The answer, my friends, is blowin' in the wind...

Okay, so let's have a show of hands of everyone who honestly (and "honestly" IS the keyword here) felt Superstorm Sandy, prior to her dropping in for tea and crumpets a couple of weeks back, was going to disrupt your lives for up to an entire week? And I mean really, really honest – not the window-dressing version of honest many of us, er, you, employ when you're, let's say, doing taxes.

Sir, I see you have your fingers crossed, and so I'm going to have to disqualify your vote. Sorry. Oh, and just for the record, sir, it was not necessary to show me that your fingers were no longer crossed - particularly THAT finger. Yes, you can put that finger down now, sir. Thank you.

Now that you've been shamed into honesty – I hate it when I have to do that, but you really left me no choice – let me make an itsy-bitsy confession of my own: Up until the moment when I was out in the backyard, wrestling with my lawn furniture, and waiting for the half-dead ash tree to come down on my garage and obliterate everything inside which I held dear (especially me), I paid little attention to the warnings. Sandy who? "Sandy, Shmandy" were my exact words, as I recall.

After all, we were, what...a bazillion miles inland, right? I mean, we've experienced the after-effects of tropical storms and hurricanes before. You know the drill: maybe a little rain, and sure, perhaps a little wind - maybe enough to get the neighbor's kid's kite off the ground for fifteen minutes. Yawn. I mean, is there ever anything really worth getting excited about on the old Doppler around here?

Besides, we're Clevelanders. If we can survive the likes of our professional sports teams, then what's a little weather, for Pete's sake?

But Tuesday morning (a.k.a. "the morning after"), when I awoke to survey the damage Sandy had levied upon my happy home, I was quickly made aware of a different level of carnage – a true horror which bespoke the sheer destructive power of Sandy, of such magnitude that is often incomprehensible to mere mortals – that the Superstorm wielded the night before.
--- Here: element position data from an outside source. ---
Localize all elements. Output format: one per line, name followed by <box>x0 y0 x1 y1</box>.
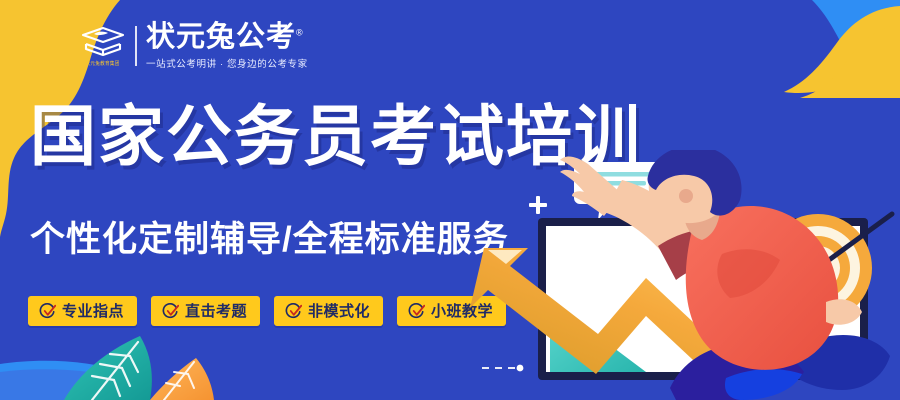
feature-tag-0[interactable]: 专业指点 <box>28 296 137 326</box>
graduation-cap-book-glyph <box>80 25 126 59</box>
feature-tag-label: 专业指点 <box>62 304 124 319</box>
graduation-cap-book-icon: 状元兔教育集团 <box>78 20 128 72</box>
logo-slogan: 一站式公考明讲 · 您身边的公考专家 <box>146 56 308 70</box>
feature-tag-label: 非模式化 <box>308 304 370 319</box>
logo-brand-name-text: 状元兔公考 <box>146 21 296 53</box>
person-ear <box>679 189 693 203</box>
logo-divider <box>135 26 137 66</box>
hero-illustration-svg <box>470 150 900 400</box>
registered-trademark-icon: ® <box>296 27 304 37</box>
feature-tag-list: 专业指点 直击考题 非模式化 小班教学 <box>28 296 506 326</box>
check-circle-icon <box>284 302 302 320</box>
page-subtitle: 个性化定制辅导/全程标准服务 <box>30 222 509 257</box>
check-circle-icon <box>407 302 425 320</box>
connector-dot <box>517 365 524 372</box>
logo-emblem-caption: 状元兔教育集团 <box>86 60 120 67</box>
feature-tag-2[interactable]: 非模式化 <box>274 296 383 326</box>
check-circle-icon <box>38 302 56 320</box>
brand-logo[interactable]: 状元兔教育集团 状元兔公考® 一站式公考明讲 · 您身边的公考专家 <box>78 18 308 74</box>
promo-banner: 状元兔教育集团 状元兔公考® 一站式公考明讲 · 您身边的公考专家 国家公务员考… <box>0 0 900 400</box>
logo-brand-name: 状元兔公考® <box>146 22 308 52</box>
plus-sign-icon <box>529 196 547 214</box>
feature-tag-label: 直击考题 <box>185 304 247 319</box>
check-circle-icon <box>161 302 179 320</box>
feature-tag-1[interactable]: 直击考题 <box>151 296 260 326</box>
logo-text-block: 状元兔公考® 一站式公考明讲 · 您身边的公考专家 <box>146 22 308 70</box>
hero-illustration <box>470 150 900 400</box>
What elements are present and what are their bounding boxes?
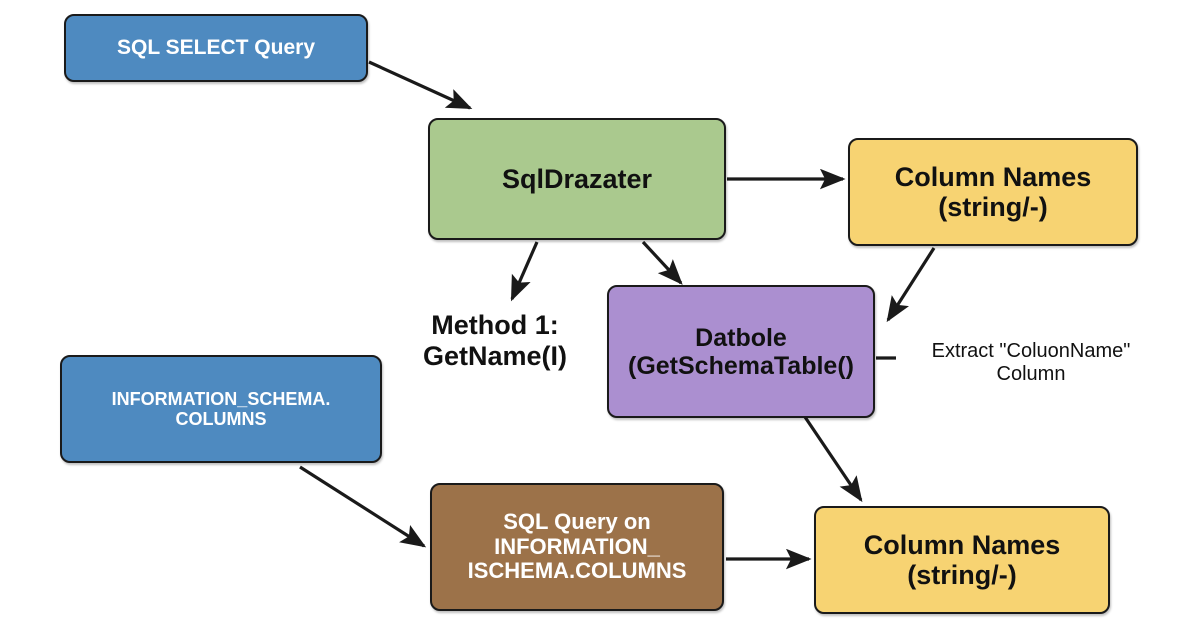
node-sql-query-on-information-schema[interactable]: SQL Query on INFORMATION_ ISCHEMA.COLUMN… — [430, 483, 724, 611]
node-label: Datbole (GetSchemaTable() — [619, 324, 863, 380]
node-column-names-output-2[interactable]: Column Names (string/-) — [814, 506, 1110, 614]
node-sqldrazater[interactable]: SqlDrazater — [428, 118, 726, 240]
node-sql-select-query[interactable]: SQL SELECT Query — [64, 14, 368, 82]
edge-sql-select-to-sqldrazater — [369, 62, 470, 108]
edge-sqldrazater-to-datbole — [643, 242, 681, 283]
edge-datbole-to-column-names-2 — [805, 417, 861, 500]
node-label: SqlDrazater — [440, 164, 714, 194]
node-label: Column Names (string/-) — [860, 162, 1126, 222]
node-label: Column Names (string/-) — [826, 530, 1098, 590]
node-label: SQL SELECT Query — [76, 36, 356, 60]
node-information-schema-columns[interactable]: INFORMATION_SCHEMA. COLUMNS — [60, 355, 382, 463]
node-datbole-getschematable[interactable]: Datbole (GetSchemaTable() — [607, 285, 875, 418]
annotation-method-1: Method 1: GetName(I) — [390, 310, 600, 372]
node-label: SQL Query on INFORMATION_ ISCHEMA.COLUMN… — [442, 510, 712, 584]
edge-info-schema-to-sql-query-on — [300, 467, 424, 546]
annotation-extract-column: Extract "ColuonName" Column — [898, 340, 1164, 386]
edge-column-names-1-to-datbole — [888, 248, 934, 320]
node-column-names-output-1[interactable]: Column Names (string/-) — [848, 138, 1138, 246]
edge-sqldrazater-to-method1 — [512, 242, 537, 299]
diagram-canvas: SQL SELECT Query SqlDrazater Column Name… — [0, 0, 1200, 630]
node-label: INFORMATION_SCHEMA. COLUMNS — [72, 389, 370, 429]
My Plain Dealer box had blown away! With my paper! (That's like, what, double jeopardy?)

Don't know what kept me from calling 9-1-1; have never been under that kind of pressure or stress before. I mean, what does one do? Go door-to-door at 5:30 in the morning, asking neighbors to stop bailing out their basements for a few minutes to help me find my PD box (and paper)? But I knew I couldn't put my needs first like that. I had to be strong.
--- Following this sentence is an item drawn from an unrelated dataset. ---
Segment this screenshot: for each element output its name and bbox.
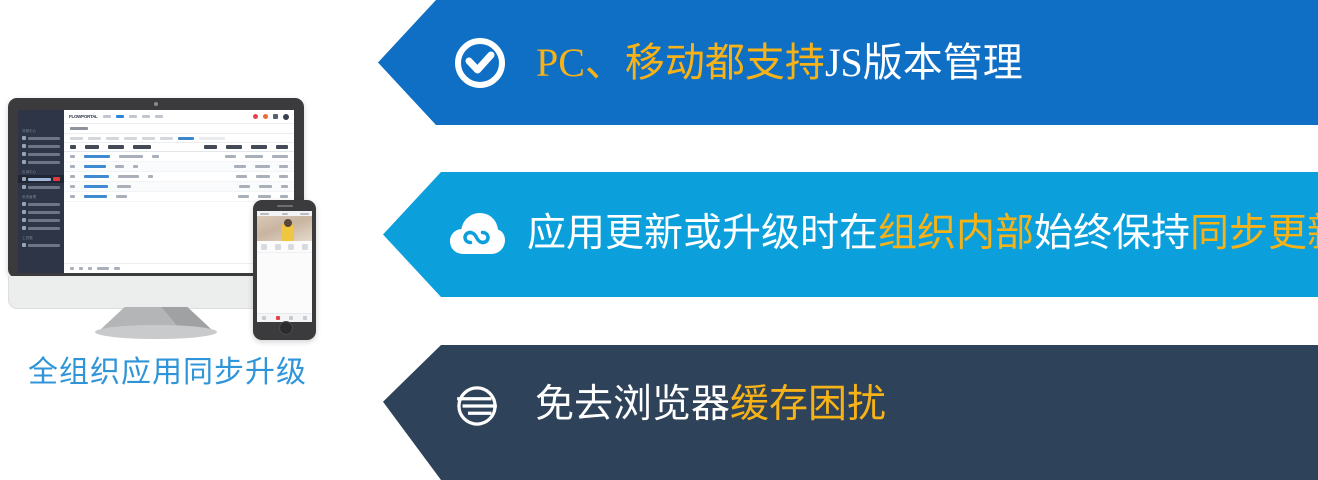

So reached back for that "something extra" and I looked, and looked, but to no avail. For three solid days, my PD was delivered - make that plopped - on my sidewalk. My extremely wet sidewalk. I was depressed, to depths of which I'd never been subjected. Life, itself, had been rendered bogus.

And then, just like that, on Thursday, I came home from work to see my PD box in the center of my front lawn. My wife thinks a neighbor found it, realized it was mine, and returned it. I think it was much, much more. Perhaps it's a little early in the season, but I'm pretty darn certain I know what it was.

A Christmas Miracle.



Jeff Bing

Lifelong Westlake resident who dabbles in writing whenever the real world permits.